The report notes that determining the size of an organization can be important information for law enforcement.
It explained that knowing the size of a targeted criminal organization can prioritize which groups to pursue over others to achieve maximum impact.
“Also, note that the larger the organization, the less vulnerable it is to capture, but the more prone to manipulation,” the researchers wrote.
“Data collection techniques are vital,” they continued. “.
“As soon as private information is leaked, relationships of trust between group members and their external partners can be irrevocably damaged,” they added. “At that point, re-establishing trust is much more difficult than changing IP addresses or switching to a new Internet provider.”
Crone noted, however, that well-organized cybercrime operations will be much tougher for law enforcement to penetrate and gather information.

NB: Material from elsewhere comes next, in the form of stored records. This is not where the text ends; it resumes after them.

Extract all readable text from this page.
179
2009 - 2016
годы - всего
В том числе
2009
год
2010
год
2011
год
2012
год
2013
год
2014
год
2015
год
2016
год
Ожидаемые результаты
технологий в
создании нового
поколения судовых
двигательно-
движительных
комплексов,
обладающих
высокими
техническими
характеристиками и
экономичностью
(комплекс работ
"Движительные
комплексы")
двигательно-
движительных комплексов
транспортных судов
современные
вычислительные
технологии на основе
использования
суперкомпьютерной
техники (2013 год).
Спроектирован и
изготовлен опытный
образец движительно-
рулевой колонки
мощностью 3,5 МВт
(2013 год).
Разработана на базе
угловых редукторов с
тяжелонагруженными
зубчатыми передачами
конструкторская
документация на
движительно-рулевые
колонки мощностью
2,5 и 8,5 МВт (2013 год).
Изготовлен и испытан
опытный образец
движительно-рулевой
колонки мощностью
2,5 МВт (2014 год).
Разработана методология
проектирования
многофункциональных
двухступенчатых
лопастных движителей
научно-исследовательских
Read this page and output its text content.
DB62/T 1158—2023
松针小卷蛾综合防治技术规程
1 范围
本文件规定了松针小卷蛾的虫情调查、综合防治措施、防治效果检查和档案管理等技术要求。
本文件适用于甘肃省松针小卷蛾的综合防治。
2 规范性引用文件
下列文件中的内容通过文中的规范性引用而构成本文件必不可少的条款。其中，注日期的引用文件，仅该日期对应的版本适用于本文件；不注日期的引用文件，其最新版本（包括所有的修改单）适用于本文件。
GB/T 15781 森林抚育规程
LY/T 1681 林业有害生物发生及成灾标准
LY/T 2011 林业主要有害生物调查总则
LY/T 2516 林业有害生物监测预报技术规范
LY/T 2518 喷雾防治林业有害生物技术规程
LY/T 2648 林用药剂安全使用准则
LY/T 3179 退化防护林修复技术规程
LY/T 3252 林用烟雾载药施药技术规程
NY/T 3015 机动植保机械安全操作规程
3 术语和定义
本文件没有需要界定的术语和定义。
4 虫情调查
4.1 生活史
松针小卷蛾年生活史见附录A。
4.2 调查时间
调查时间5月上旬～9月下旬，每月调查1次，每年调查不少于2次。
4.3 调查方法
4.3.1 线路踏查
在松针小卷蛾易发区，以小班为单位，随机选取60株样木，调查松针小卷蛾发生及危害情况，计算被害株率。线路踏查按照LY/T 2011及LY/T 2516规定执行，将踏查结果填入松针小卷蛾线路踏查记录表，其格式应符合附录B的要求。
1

“They can keep higher-level management more secure by having multiple levels of culpability under them,” he said. “As with street drugs, it’s usually the low-level, street-corner dealers who are arrested, while the kingpins and big traffickers are isolated.”
Trickbot and Conti were recruited at technical universities and legitimate job-seeking sites, and it’s likely that those recruits were unaware of the jobs they were supporting, added Andras Toth-Chifra, senior analyst at Flashpoint, a global threat intelligence firm.
“The arrest of one individual may not necessarily endanger the organization because lower-level employees may not be aware of the work they are supporting,” he told TechNewsWorld. “Analysts have observed similar tactics being used to recruit unwitting money mules.”
With increased organization and specialization, cybercrime groups are moving faster and more efficiently at each stage of an attack, Skinner noted.
“While most attacks still start with phishing or exploiting vulnerable Internet assets, we are seeing an increase in supply chain attacks,” he added.
“And,” he continued, “we’re seeing an evolution of extortion tactics beyond destructive ransomware to a greater focus on threats to export data and expose sensitive information to the public.”
“What we’re seeing is a shadow economy developing,” McNee added.
He noted that recent trends focus on the specialization and division of labor within groups as they gather the resources they need to grow and mature their criminal enterprises.
“Cooperation has always been a hallmark of many of these groups,” he said. “With consolidation in some larger organizations, their ability to develop certain capabilities internally has increased.”
“As the rescue-as-a-service model has grown, so has customer support and their ‘customer success’ and support marketing,” he added.
One of the fascinating things about cybercriminals is the speed with which they adopt the latest technologies, noted Andrew Barratt, solutions and investigations manager at Coalfire, a cybersecurity consulting services provider based in Westminster, Colo.
“A few years ago we were aware of criminals using AI and machine learning to do language processing, all pre-chatGPT, to mimic the email used by their targets.
“They are cloud-friendly, globally diverse, and in many cases willing to take risks with new technologies because the rewards can be so high,” he added.